Was the zero day to blame at Equifax?
What an executive needs to know about the Equifax data breach
We have all read the headlines; Equifax was breached and your social security number, birthday, name, and a litany of other information is likely for sale to the highest bidder. Amidst the maelstrom of their confused and haphazard PR attempts to control the narrative their stock has plummeted and they have lost customer confidence.

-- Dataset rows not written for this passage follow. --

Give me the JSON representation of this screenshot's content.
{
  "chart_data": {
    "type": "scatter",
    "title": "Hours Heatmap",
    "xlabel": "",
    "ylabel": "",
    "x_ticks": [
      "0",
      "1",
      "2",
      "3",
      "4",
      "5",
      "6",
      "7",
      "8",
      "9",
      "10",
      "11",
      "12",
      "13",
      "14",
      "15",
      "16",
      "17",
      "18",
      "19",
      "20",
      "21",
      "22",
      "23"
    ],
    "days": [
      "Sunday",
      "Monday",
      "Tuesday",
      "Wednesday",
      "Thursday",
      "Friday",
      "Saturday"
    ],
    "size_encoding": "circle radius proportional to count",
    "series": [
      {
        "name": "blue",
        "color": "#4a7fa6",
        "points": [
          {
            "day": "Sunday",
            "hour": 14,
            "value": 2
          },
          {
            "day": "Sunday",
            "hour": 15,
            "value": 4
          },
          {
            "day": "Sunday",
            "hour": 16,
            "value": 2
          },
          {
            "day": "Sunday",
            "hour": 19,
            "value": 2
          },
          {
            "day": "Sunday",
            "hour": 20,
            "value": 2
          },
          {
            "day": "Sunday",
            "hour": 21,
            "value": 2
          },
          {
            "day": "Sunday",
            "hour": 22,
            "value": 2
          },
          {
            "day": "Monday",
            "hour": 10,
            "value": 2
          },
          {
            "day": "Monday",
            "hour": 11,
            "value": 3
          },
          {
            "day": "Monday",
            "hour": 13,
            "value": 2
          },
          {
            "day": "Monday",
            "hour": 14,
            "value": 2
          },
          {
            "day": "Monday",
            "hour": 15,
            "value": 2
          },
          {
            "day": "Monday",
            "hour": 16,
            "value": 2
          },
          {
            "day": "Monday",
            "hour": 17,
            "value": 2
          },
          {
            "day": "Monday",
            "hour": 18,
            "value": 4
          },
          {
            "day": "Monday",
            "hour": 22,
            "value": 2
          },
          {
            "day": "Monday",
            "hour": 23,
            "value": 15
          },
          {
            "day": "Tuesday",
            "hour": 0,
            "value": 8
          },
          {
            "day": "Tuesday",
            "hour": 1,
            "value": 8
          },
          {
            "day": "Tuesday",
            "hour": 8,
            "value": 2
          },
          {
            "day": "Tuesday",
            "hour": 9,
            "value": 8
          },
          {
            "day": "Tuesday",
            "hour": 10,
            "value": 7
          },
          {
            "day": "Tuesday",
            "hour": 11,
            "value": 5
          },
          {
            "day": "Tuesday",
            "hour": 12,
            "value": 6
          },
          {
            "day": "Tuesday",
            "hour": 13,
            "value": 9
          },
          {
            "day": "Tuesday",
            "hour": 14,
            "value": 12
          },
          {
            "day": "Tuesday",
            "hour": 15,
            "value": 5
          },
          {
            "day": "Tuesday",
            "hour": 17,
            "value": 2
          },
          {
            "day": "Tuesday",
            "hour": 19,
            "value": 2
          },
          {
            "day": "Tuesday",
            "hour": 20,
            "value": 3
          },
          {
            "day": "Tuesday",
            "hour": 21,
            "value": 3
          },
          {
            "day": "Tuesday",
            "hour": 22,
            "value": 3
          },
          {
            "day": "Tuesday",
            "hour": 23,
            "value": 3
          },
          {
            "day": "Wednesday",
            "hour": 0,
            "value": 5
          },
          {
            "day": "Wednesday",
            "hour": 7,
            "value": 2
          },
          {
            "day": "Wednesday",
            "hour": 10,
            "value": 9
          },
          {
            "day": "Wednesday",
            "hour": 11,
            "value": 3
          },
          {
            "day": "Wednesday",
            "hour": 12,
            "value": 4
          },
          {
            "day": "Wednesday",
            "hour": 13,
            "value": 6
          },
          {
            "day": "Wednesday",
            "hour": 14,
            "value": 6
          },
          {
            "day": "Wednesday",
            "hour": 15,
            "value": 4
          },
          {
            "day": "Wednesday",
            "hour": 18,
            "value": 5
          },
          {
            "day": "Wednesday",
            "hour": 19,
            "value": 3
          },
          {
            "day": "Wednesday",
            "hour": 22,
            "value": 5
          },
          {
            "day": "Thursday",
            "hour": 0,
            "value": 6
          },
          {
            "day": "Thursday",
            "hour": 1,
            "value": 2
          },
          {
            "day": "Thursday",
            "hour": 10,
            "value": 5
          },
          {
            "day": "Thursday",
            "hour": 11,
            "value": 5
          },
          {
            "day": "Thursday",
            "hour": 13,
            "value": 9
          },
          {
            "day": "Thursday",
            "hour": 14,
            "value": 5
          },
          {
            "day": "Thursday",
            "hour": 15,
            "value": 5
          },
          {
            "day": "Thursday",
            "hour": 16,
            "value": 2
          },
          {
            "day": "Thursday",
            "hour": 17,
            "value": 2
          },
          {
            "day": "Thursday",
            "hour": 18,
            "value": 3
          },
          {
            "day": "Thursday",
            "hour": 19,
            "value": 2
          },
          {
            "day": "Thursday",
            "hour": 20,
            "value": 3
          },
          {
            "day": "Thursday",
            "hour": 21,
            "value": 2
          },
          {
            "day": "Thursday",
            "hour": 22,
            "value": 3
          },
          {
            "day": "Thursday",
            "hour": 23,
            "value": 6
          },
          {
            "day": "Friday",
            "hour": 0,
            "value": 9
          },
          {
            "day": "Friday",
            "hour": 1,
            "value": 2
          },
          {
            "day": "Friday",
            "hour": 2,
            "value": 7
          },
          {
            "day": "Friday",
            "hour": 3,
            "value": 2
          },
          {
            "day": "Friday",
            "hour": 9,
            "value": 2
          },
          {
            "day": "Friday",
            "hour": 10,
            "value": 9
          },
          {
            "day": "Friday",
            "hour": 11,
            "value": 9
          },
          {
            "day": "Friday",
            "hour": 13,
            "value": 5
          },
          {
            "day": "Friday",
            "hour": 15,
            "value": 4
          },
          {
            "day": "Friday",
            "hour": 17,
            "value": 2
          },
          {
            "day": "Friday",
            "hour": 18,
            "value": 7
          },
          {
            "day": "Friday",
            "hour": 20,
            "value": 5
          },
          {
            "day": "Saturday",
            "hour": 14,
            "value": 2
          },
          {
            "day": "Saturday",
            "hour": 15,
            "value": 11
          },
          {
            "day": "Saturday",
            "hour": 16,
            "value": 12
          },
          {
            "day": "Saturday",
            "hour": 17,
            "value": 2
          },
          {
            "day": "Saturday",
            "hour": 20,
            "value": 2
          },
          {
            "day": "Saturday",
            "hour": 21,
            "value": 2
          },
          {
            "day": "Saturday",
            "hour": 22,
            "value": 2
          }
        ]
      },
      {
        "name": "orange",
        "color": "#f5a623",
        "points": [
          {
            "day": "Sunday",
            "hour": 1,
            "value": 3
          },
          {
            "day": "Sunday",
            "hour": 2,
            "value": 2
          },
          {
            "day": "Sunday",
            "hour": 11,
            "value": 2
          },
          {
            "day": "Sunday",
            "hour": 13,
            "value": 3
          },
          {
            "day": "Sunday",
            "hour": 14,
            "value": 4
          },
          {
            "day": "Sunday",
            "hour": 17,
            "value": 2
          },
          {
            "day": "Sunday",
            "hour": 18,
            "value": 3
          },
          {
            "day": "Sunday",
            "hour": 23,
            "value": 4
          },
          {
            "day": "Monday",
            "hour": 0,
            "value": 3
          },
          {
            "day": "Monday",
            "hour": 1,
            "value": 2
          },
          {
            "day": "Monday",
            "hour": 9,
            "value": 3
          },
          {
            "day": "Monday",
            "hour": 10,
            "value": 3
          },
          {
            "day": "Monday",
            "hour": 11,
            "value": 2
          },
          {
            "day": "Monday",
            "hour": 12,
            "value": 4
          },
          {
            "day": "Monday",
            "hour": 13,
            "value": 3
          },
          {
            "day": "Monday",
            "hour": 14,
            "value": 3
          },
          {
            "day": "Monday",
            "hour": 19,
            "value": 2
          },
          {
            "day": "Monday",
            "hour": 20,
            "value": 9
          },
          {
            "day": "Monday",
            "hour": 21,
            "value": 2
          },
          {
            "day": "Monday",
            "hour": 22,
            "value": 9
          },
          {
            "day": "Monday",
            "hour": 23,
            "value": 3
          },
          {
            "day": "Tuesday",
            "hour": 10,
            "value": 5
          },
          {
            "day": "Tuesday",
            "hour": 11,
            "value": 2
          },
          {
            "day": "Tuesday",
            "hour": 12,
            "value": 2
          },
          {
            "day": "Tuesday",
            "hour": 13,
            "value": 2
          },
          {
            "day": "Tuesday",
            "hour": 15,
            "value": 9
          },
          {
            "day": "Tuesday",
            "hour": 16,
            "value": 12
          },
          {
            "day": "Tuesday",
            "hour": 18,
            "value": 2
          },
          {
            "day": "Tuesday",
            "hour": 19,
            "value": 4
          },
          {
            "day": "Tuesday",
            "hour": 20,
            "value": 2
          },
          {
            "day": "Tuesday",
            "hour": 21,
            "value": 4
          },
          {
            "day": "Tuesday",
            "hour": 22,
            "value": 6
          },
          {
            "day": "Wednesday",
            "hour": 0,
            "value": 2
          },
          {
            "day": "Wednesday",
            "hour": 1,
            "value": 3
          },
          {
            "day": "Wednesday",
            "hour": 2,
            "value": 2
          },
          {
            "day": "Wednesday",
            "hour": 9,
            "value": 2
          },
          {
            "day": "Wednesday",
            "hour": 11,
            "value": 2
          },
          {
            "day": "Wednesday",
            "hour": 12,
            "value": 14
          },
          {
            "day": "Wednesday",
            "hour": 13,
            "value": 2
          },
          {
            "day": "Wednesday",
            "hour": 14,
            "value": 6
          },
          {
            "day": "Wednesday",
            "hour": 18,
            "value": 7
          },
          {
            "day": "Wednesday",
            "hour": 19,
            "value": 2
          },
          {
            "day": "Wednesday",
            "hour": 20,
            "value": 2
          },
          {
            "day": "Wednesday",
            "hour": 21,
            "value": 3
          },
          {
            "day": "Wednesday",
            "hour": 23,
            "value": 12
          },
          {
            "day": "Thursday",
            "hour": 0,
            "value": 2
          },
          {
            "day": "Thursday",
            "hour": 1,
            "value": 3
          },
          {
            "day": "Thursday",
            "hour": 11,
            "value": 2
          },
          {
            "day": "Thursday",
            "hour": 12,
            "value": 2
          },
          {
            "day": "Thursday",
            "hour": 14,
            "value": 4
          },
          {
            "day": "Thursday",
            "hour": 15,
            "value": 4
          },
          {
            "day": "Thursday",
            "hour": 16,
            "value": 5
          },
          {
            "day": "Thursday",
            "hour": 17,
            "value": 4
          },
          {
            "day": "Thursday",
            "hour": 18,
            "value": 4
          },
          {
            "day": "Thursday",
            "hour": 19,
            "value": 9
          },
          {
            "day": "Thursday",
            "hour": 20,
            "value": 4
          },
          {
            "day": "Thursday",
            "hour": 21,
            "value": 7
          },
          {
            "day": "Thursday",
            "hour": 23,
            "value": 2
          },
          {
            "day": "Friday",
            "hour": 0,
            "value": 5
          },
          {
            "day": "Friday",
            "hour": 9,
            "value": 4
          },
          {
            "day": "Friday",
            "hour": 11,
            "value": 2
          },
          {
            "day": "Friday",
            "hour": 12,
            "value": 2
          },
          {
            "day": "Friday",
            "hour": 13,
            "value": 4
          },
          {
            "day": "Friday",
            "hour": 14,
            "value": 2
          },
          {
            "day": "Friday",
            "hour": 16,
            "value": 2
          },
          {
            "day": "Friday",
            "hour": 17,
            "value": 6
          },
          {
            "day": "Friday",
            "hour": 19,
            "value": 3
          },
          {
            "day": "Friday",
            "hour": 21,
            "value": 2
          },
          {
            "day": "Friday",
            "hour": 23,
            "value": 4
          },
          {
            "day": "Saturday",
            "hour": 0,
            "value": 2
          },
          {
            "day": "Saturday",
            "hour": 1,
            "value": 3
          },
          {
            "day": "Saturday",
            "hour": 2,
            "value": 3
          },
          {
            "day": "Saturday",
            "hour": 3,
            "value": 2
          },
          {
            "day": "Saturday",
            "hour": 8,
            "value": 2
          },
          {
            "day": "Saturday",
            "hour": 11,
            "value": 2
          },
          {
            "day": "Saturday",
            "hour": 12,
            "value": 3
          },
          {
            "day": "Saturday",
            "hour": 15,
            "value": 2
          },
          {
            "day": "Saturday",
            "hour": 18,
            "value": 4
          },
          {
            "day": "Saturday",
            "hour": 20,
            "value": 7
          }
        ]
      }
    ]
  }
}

If you read Equifax’s release on the subject they lay the fault for this breach at an Apache Struts vulnerability. It may seem attractive to react perhaps with an email to your IT security staff asking, “Do we use Apache Struts? Can this happen to us?”. However attractive that approach is, it completely misses the scope of the root cause. This was not a tactical issue surrounding the use of a particular vulnerable piece of software, instead it was a strategic failure of culture and focus.
The real questions are:
- Can this happen to my organization?
- How can I prevent this from happening at my organization?
The answers are:
- Almost certainly.
- Keep reading.
Make no mistake; the reason why 143 million consumers’ social security numbers are on sale on the dark web has very little to do with Apache Struts and everything to do with three items of IT culture:
- Deplorable Data Controls
- Minuscule Monitoring
- Checkbox IT Audits
Blaming Apache Struts for this breach is analogous to blaming a car with an empty oil pan for catastrophic failure. The issue is not the car; the issue is the driver who ran the engine while neglecting to check the oil and periodically take the car to a mechanic. Software has vulnerabilities. It is too complex to avoid them.
Every piece of software you use has critical security vulnerabilities. No one can rely on software being bereft of vulnerabilities in order to protect their assets.
Data controls are what prevent irresponsible IT “drivers” from driving without oil. Frequently referred to as roadblocks, they are instead risk-blocks that prevent costly breaches through preventing unsafe configurations. Just like car manuals or next-oil-change stickers, data controls are written policies adhered to by an organization because while they may slow deployment, the risk they reduce is more valuable than the immediacy of the “next big thing”.
Monitoring is what tells us that the oil is low and that current operation is permitting catastrophic failure. Just like a dipstick or check-engine light indicating imminent or current failure, monitoring would have alerted Equifax that their customers’ private data was being exfiltrated from their datacenter to reside on the dark web. Monitoring is what alerts us to breaches and warns us to turn off the car to prevent further damage.
Identical to taking your car to a mechanic for periodic checkups, thorough IT audits permit objective outsiders to assess the current status of your IT security posture. Instead of meaningful audits however, it is more frequent that only haphazard checkbox surveys are completed, leading over time to a decline in security posture due to ever-evolving threats. A trusted mechanic informs you of dangerous conditions early, inhibiting overall impact, a true IT security audit does the same.
Be an Agent of Change
Equifax rolled the dice with insufficient controls, monitoring, and auditing. For as long as we, the industry, treat these breaches as tactical situations (“Do we use struts?”) instead of strategic IT cultural issues, breaches will continue to grow in frequency and in magnitude.
How can you prevent this in your organization? Be an agent of change that affirms the necessity of strategic IT security focus instead of merely “latest breach” tactical response. Invest focus, initiative, and budget at an executive level in controls, monitoring, and external audits.